Message withdrawn at poster's request.

CakeMeIAmYours · 08/06/2012 13:14

Red Herring? Really?

So what you are saying is that its ok for DC to mistreat dogs, then when they bite, the dog should be rehomed without any training given to the DC?

So what then? Get another dog, allow the DC to mistreat that one until it bites and then rehome it? Then what?

I do appreciate the fact that the OP is in the process of training her DD, but going by the information in the OP, this doesn't seem to have been fully effective yet.

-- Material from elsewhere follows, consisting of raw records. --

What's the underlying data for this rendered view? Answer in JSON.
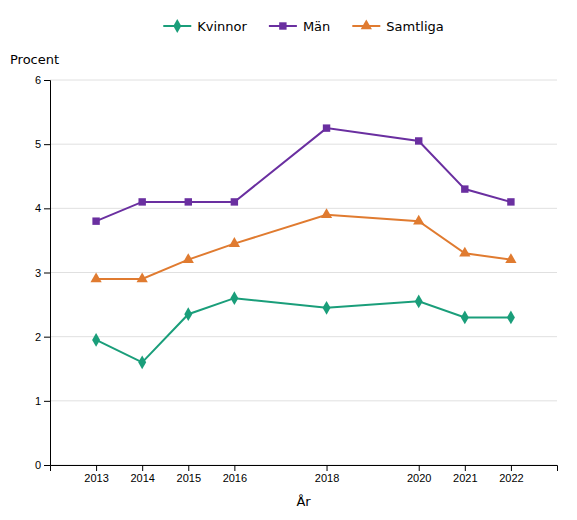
{
  "chart_data": {
    "type": "line",
    "xlabel": "År",
    "ylabel": "Procent",
    "x": [
      2013,
      2014,
      2015,
      2016,
      2018,
      2020,
      2021,
      2022
    ],
    "series": [
      {
        "name": "Kvinnor",
        "color": "#1a9e7a",
        "marker": "diamond",
        "values": [
          1.95,
          1.6,
          2.35,
          2.6,
          2.45,
          2.55,
          2.3,
          2.3
        ]
      },
      {
        "name": "Män",
        "color": "#6a2fa0",
        "marker": "square",
        "values": [
          3.8,
          4.1,
          4.1,
          4.1,
          5.25,
          5.05,
          4.3,
          4.1
        ]
      },
      {
        "name": "Samtliga",
        "color": "#e07b30",
        "marker": "triangle",
        "values": [
          2.9,
          2.9,
          3.2,
          3.45,
          3.9,
          3.8,
          3.3,
          3.2
        ]
      }
    ],
    "xlim": [
      2012,
      2023
    ],
    "xticks": [
      2013,
      2014,
      2015,
      2016,
      2018,
      2020,
      2021,
      2022
    ],
    "ylim": [
      0,
      6
    ],
    "yticks": [
      0,
      1,
      2,
      3,
      4,
      5,
      6
    ],
    "grid": true,
    "legend": "top"
  }
}
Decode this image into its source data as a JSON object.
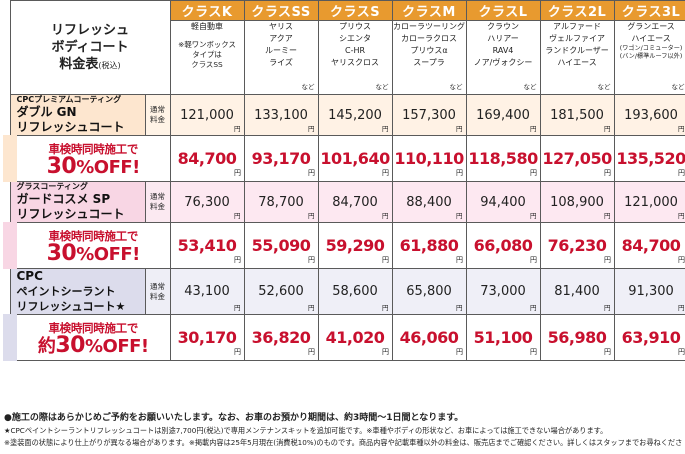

I think its also worth pointing out that in Mainland China, Dogs have a very different place in society than they do here. Training and Socialisation are not seen as important as they are in our culture. It is very likely that OP's DD will encounter unsocialised dogs and it is imperative that she knows how to behave around them, especially if rabies is prevalent in the area.

By the way, I can't comment on the rabies status of your dog, but I doubt very much that this behaviour is a result of rabies.

The rabies virus has a variable incubation period (sometimes years) but from presentation of symptoms to death is usually about a week-10 days. If the first incident happened 2 months ago, I very much doubt it is rabies casing these behavioural changes.

I'm pleased you have found somewhere to humanely rehome the dog OP.

Flatbread · 08/06/2012 13:43

Cake, the reaction to dd sounds normal, but to dh and the nurse it sounds, well, strange and seriously ott.

Could just be situational, but wouldn't rule out a medical reason.

D0oinMeCleanin · 08/06/2012 14:39

I agree with Flatbread completely. It absolutely not normal for any animal, or person for that matter, to lash out in fear, after being hurt by someone you trust for reasons unknown to yourself and then cornered on top of that despite giving clear stay away warnings.

T'is a very odd reaction Hmm.

I'm pleased your dog has a home now OP and sorry that you felt you had to make this choice.

theodorakis · 11/06/2012 19:04

Re the rabies serology, to be legal in the UK it has to be 3 months after vaccination. I got caught with this when my vets did my dogs pet passport years ago, I discovered it was invalid and had to spend hundreds of pounds sending a blood sample to the UK to be tested.

ComradeJing · 18/06/2012 08:38

Just to update S has been rehomed. We're sad she's gone and won't be part of outlives but it feels like the right choice. Thanks everyone for your thoughts.